1. MainA

    MainA New member

    Jan 10, 2018
    1
    Elgin
    Hi, I’m brand new here but need to speak to someone who knows how I feel. My Dad hasn’t been officially diagnosed with dementia but shows a lot of the symptoms. He is currently in a state of confusion after being out wandering last night - I got a phone call from
    Community alarm people at 4.05 saying he had left the house. He managed to lock himself out and luckily I found him.

    Today he does t know what went on and doesn’t realise he is in his own home. Likelihood he will be a lot better in a few days but each one of these confused episodes is now getting worse than the last.

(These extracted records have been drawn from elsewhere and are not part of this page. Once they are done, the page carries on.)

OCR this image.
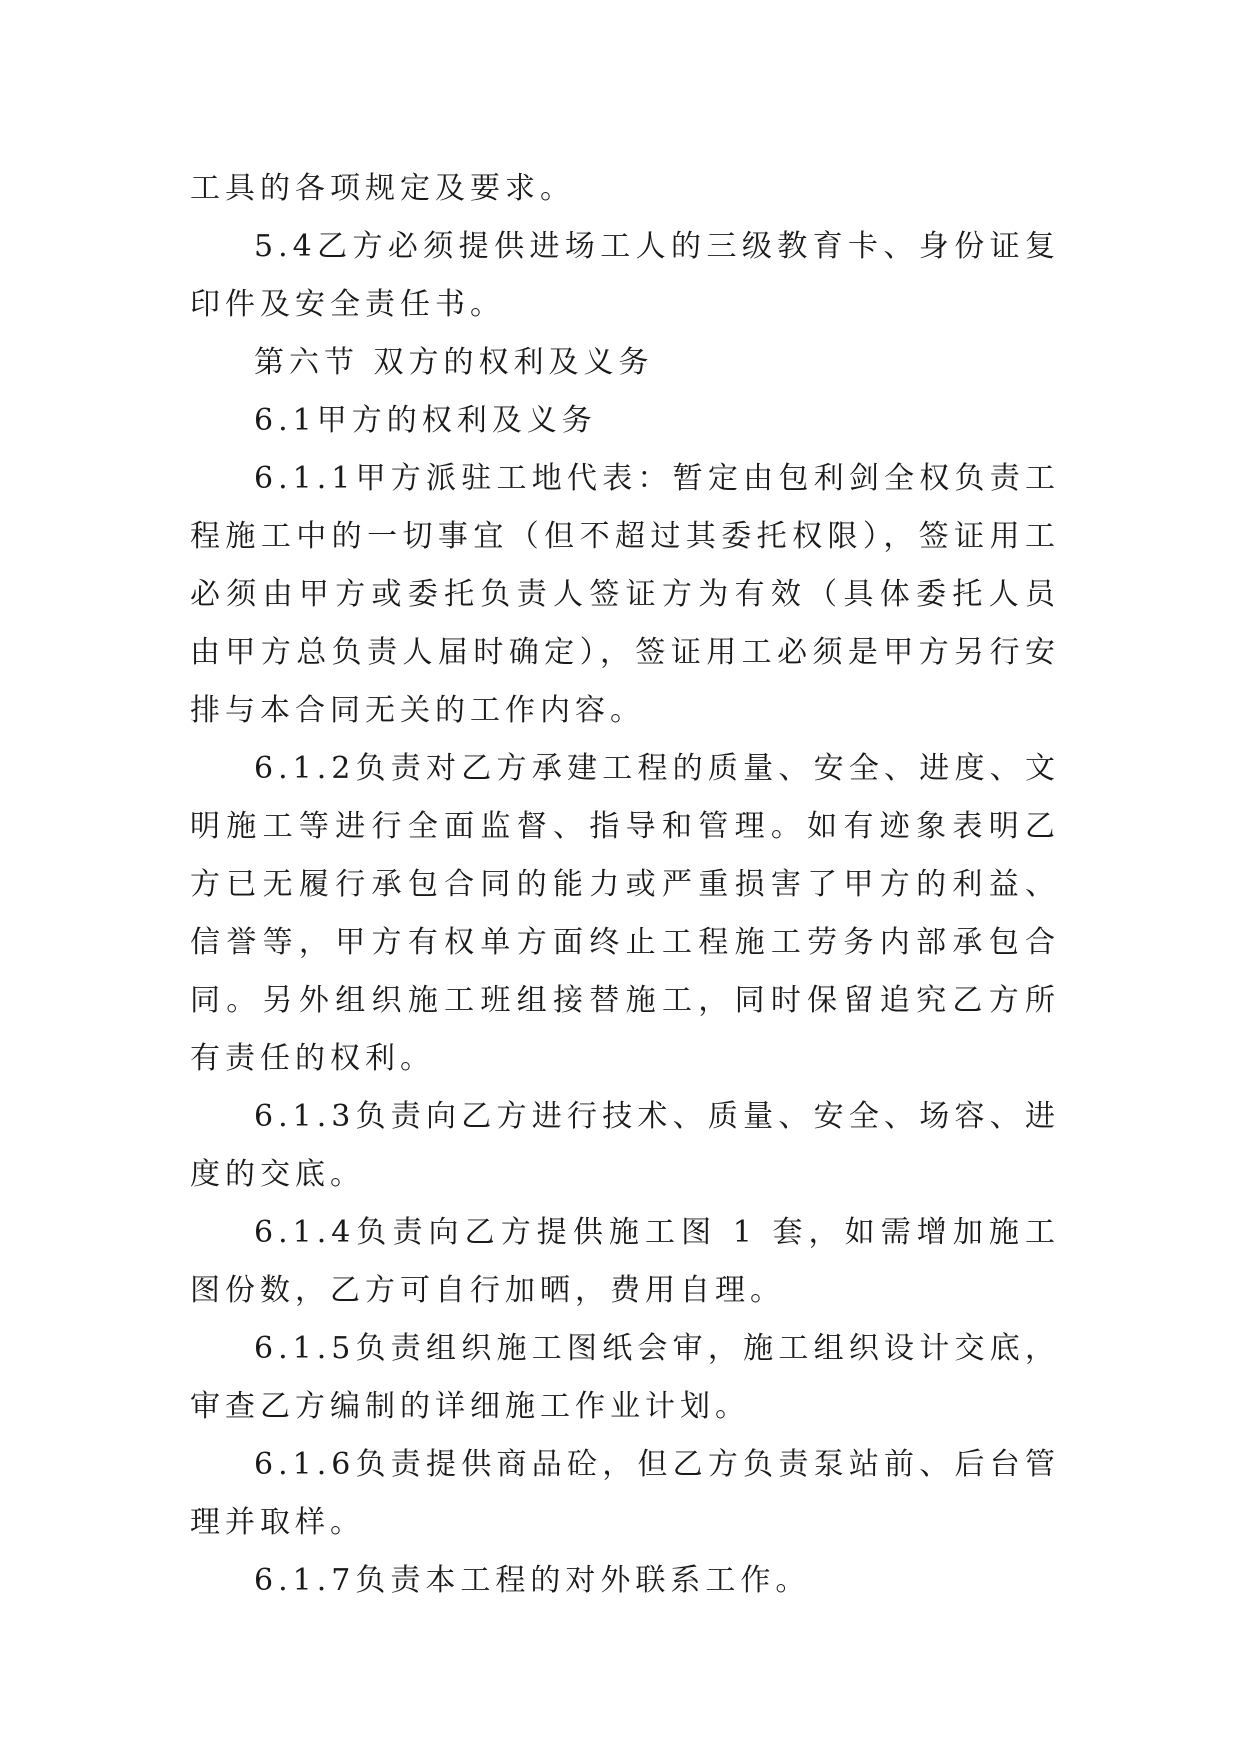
工具的各项规定及要求。

5.4乙方必须提供进场工人的三级教育卡、身份证复印件及安全责任书。

第六节 双方的权利及义务

6.1甲方的权利及义务

6.1.1甲方派驻工地代表：暂定由包利剑全权负责工程施工中的一切事宜（但不超过其委托权限），签证用工必须由甲方或委托负责人签证方为有效（具体委托人员由甲方总负责人届时确定），签证用工必须是甲方另行安排与本合同无关的工作内容。

6.1.2负责对乙方承建工程的质量、安全、进度、文明施工等进行全面监督、指导和管理。如有迹象表明乙方已无履行承包合同的能力或严重损害了甲方的利益、信誉等，甲方有权单方面终止工程施工劳务内部承包合同。另外组织施工班组接替施工，同时保留追究乙方所有责任的权利。

6.1.3负责向乙方进行技术、质量、安全、场容、进度的交底。

6.1.4负责向乙方提供施工图 1 套，如需增加施工图份数，乙方可自行加晒，费用自理。

6.1.5负责组织施工图纸会审，施工组织设计交底，审查乙方编制的详细施工作业计划。

6.1.6负责提供商品砼，但乙方负责泵站前、后台管理并取样。

6.1.7负责本工程的对外联系工作。
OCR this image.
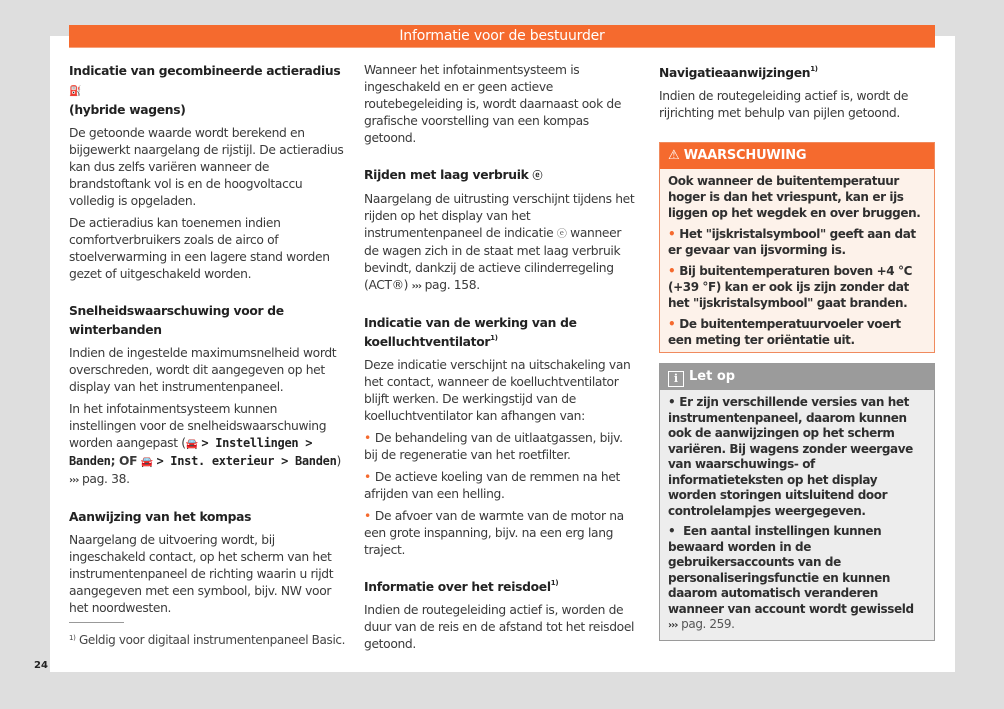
Informatie voor de bestuurder
Indicatie van gecombineerde actieradius ⛽
(hybride wagens)

De getoonde waarde wordt berekend en bijgewerkt naargelang de rijstijl. De actieradius kan dus zelfs variëren wanneer de brandstoftank vol is en de hoogvoltaccu volledig is opgeladen.

De actieradius kan toenemen indien comfortverbruikers zoals de airco of stoelverwarming in een lagere stand worden gezet of uitgeschakeld worden.

Snelheidswaarschuwing voor de winterbanden

Indien de ingestelde maximumsnelheid wordt overschreden, wordt dit aangegeven op het display van het instrumentenpaneel.

In het infotainmentsysteem kunnen instellingen voor de snelheidswaarschuwing worden aangepast (🚘 > Instellingen > Banden; OF 🚘 > Inst. exterieur > Banden) ››› pag. 38.

Aanwijzing van het kompas

Naargelang de uitvoering wordt, bij ingeschakeld contact, op het scherm van het instrumentenpaneel de richting waarin u rijdt aangegeven met een symbool, bijv. NW voor het noordwesten.

Wanneer het infotainmentsysteem is ingeschakeld en er geen actieve routebegeleiding is, wordt daarnaast ook de grafische voorstelling van een kompas getoond.

Rijden met laag verbruik ⓔ

Naargelang de uitrusting verschijnt tijdens het rijden op het display van het instrumentenpaneel de indicatie ⓔ wanneer de wagen zich in de staat met laag verbruik bevindt, dankzij de actieve cilinderregeling (ACT®) ››› pag. 158.

Indicatie van de werking van de koelluchtventilator$^{1)}$

Deze indicatie verschijnt na uitschakeling van het contact, wanneer de koelluchtventilator blijft werken. De werkingstijd van de koelluchtventilator kan afhangen van:

• De behandeling van de uitlaatgassen, bijv. bij de regeneratie van het roetfilter.

• De actieve koeling van de remmen na het afrijden van een helling.

• De afvoer van de warmte van de motor na een grote inspanning, bijv. na een erg lang traject.

Informatie over het reisdoel$^{1)}$

Indien de routegeleiding actief is, worden de duur van de reis en de afstand tot het reisdoel getoond.

Navigatieaanwijzingen$^{1)}$

Indien de routegeleiding actief is, wordt de rijrichting met behulp van pijlen getoond.

⚠ WAARSCHUWING

Ook wanneer de buitentemperatuur hoger is dan het vriespunt, kan er ijs liggen op het wegdek en over bruggen.

• Het "ijskristalsymbool" geeft aan dat er gevaar van ijsvorming is.

• Bij buitentemperaturen boven +4 °C (+39 °F) kan er ook ijs zijn zonder dat het "ijskristalsymbool" gaat branden.

• De buitentemperatuurvoeler voert een meting ter oriëntatie uit.

i Let op

• Er zijn verschillende versies van het instrumentenpaneel, daarom kunnen ook de aanwijzingen op het scherm variëren. Bij wagens zonder weergave van waarschuwings- of informatieteksten op het display worden storingen uitsluitend door controlelampjes weergegeven.

• Een aantal instellingen kunnen bewaard worden in de gebruikersaccounts van de personaliseringsfunctie en kunnen daarom automatisch veranderen wanneer van account wordt gewisseld ››› pag. 259.

$^{1)}$ Geldig voor digitaal instrumentenpaneel Basic.
24
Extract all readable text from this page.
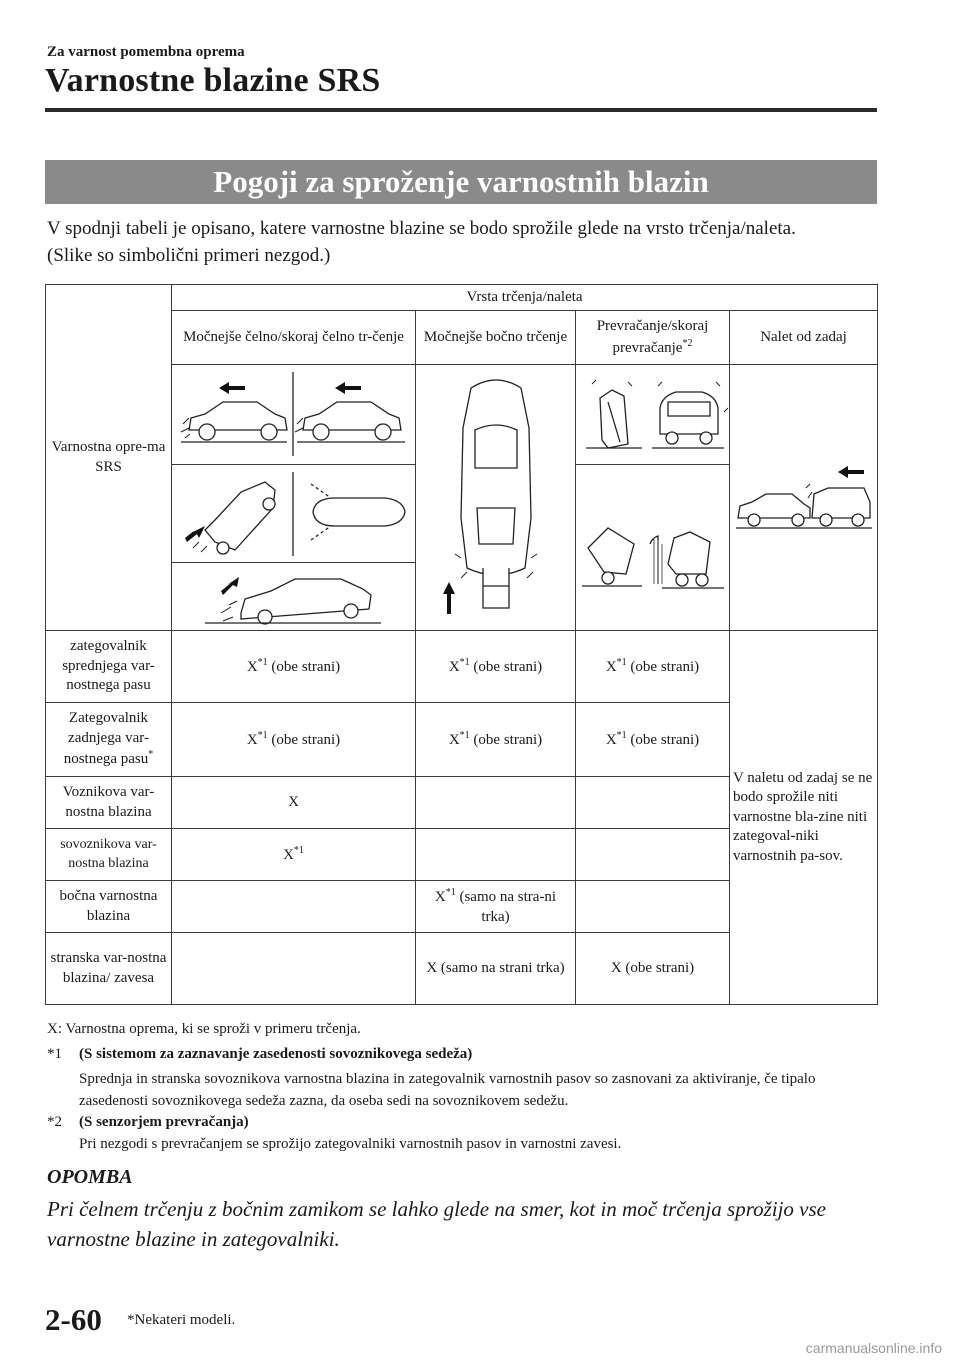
Za varnost pomembna oprema
Varnostne blazine SRS
Pogoji za sproženje varnostnih blazin
V spodnji tabeli je opisano, katere varnostne blazine se bodo sprožile glede na vrsto trčenja/naleta.
(Slike so simbolični primeri nezgod.)
Varnostna opre-ma SRS	Vrsta trčenja/naleta			
	Močnejše čelno/skoraj čelno tr-čenje	Močnejše bočno trčenje	Prevračanje/skoraj prevračanje$^{*2}$	Nalet od zadaj

zategovalnik sprednjega var-nostnega pasu	$X^{*1}$ (obe strani)	$X^{*1}$ (obe strani)	$X^{*1}$ (obe strani)	V naletu od zadaj se ne bodo sprožile niti varnostne bla-zine niti zategoval-niki varnostnih pa-sov.
Zategovalnik zadnjega var-nostnega pasu*	$X^{*1}$ (obe strani)	$X^{*1}$ (obe strani)	$X^{*1}$ (obe strani)	
Voznikova var-nostna blazina	X			
sovoznikova var-nostna blazina	$X^{*1}$		
bočna varnostna blazina		$X^{*1}$ (samo na stra-ni trka)		
stranska var-nostna blazina/ zavesa		X (samo na strani trka)	X (obe strani)	
X: Varnostna oprema, ki se sproži v primeru trčenja.
*1 (S sistemom za zaznavanje zasedenosti sovoznikovega sedeža)
Sprednja in stranska sovoznikova varnostna blazina in zategovalnik varnostnih pasov so zasnovani za aktiviranje, če tipalo zasedenosti sovoznikovega sedeža zazna, da oseba sedi na sovoznikovem sedežu.
*2 (S senzorjem prevračanja)
Pri nezgodi s prevračanjem se sprožijo zategovalniki varnostnih pasov in varnostni zavesi.
OPOMBA
Pri čelnem trčenju z bočnim zamikom se lahko glede na smer, kot in moč trčenja sprožijo vse varnostne blazine in zategovalniki.
2-60 *Nekateri modeli.
carmanualsonline.info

    I need to get some more help and support to get mum Dad out as I do what I can, he also has 4 carers a day but him sitting in all day every day doesn’t seem to help him as you can imagine?? Any suggestions for support, I’m in the North East of Scotland.

    Many thanks in advance,

    Aly
     
  2. Shedrech

    Shedrech Volunteer Moderator

    Dec 15, 2012
    8,303
    Yorkshire
    hello @MainA
    a warm welcome to TP
    I see your location is Elgin and I know the care system in Scotland is not the same is in England, but maybe this link to local services may help - you may be able to find some day care
    https://www.alzscot.org/services_and_support/search?location=elgin&category=&radius=&map=false
    do your parents have a care co-ordinator/social worker, as it may be worth re-assessing your dad's care needs and accessing day care and respite
    have you checked that your dad doesn't have a UTI as that can cause extra confusion - as can dehydration, especially in warm weather - definitely keep his doctor in the picture in case a tweak of meds may help
    we do have other members in Scotland, so given time some may be along with more helpful ideas
     
  3. Blondee

    Blondee Registered User

    May 12, 2018
    105
    Hello Aly
    Welcome to Talking Point.
    It sounds as though your dad needs some more help other than what you have in place. When it gets to the stage that someone is out wandering particularly in the middle of the night then that’s a sign that may be more input than the family can provide is needed both to keep your dad safe and to help you continue coping. When you don’t know if someone is wandering in the middle of the night then you can’t sleep. And if you can’t sleep you can’t cope.
    As Shedrech has said, the care system in Scotland is different. I’m in Scotland and I suggest the first thing you do is make an appointment with your dads GP. Explain about the wandering etc and they will likely refer them to the local memory clinic who will carry out some cognitive tests etc and then you can get a diagnosis. You will then be put in touch with a link worker who will be in contact with you and your dad for the next year and will put you in touch with the different services that are available. The memory clinic will also keep seeing your dad for a year and may prescribe cognitive enhancer medication. My mum had these and though the first one they tried was awful and had a terrible effect as it sometimes does, the second one was great for her and I’m convinced allowed her to have another year at home before she had to go into care.
    And do you have Power of Attorney? If not, try to get it in place before you get a diagnosis. People need to be capBle of making decisions to agree and it makes everything much easier.
    Also, when you see the GP etc be honest about what is happening. With my mum, although I needed help, my inclination was to try and underplay it, make excuses and try to protect her. Not helpful to anyone.
    And I don’t know how you feel about your dad needing residential care in the future. If that is something you will consider then my advice is to look at care homes in the area sooner than later and get his name down on the list for ones you like.
    I hope that’s helpful and I’m sorry if it’s a lot to take in but I wish I’d found this forum when mum was first diagnosed. Please keep posting here as time goes on even if it’s just to let off steam. You’ll always find someone to listen and hopefully help.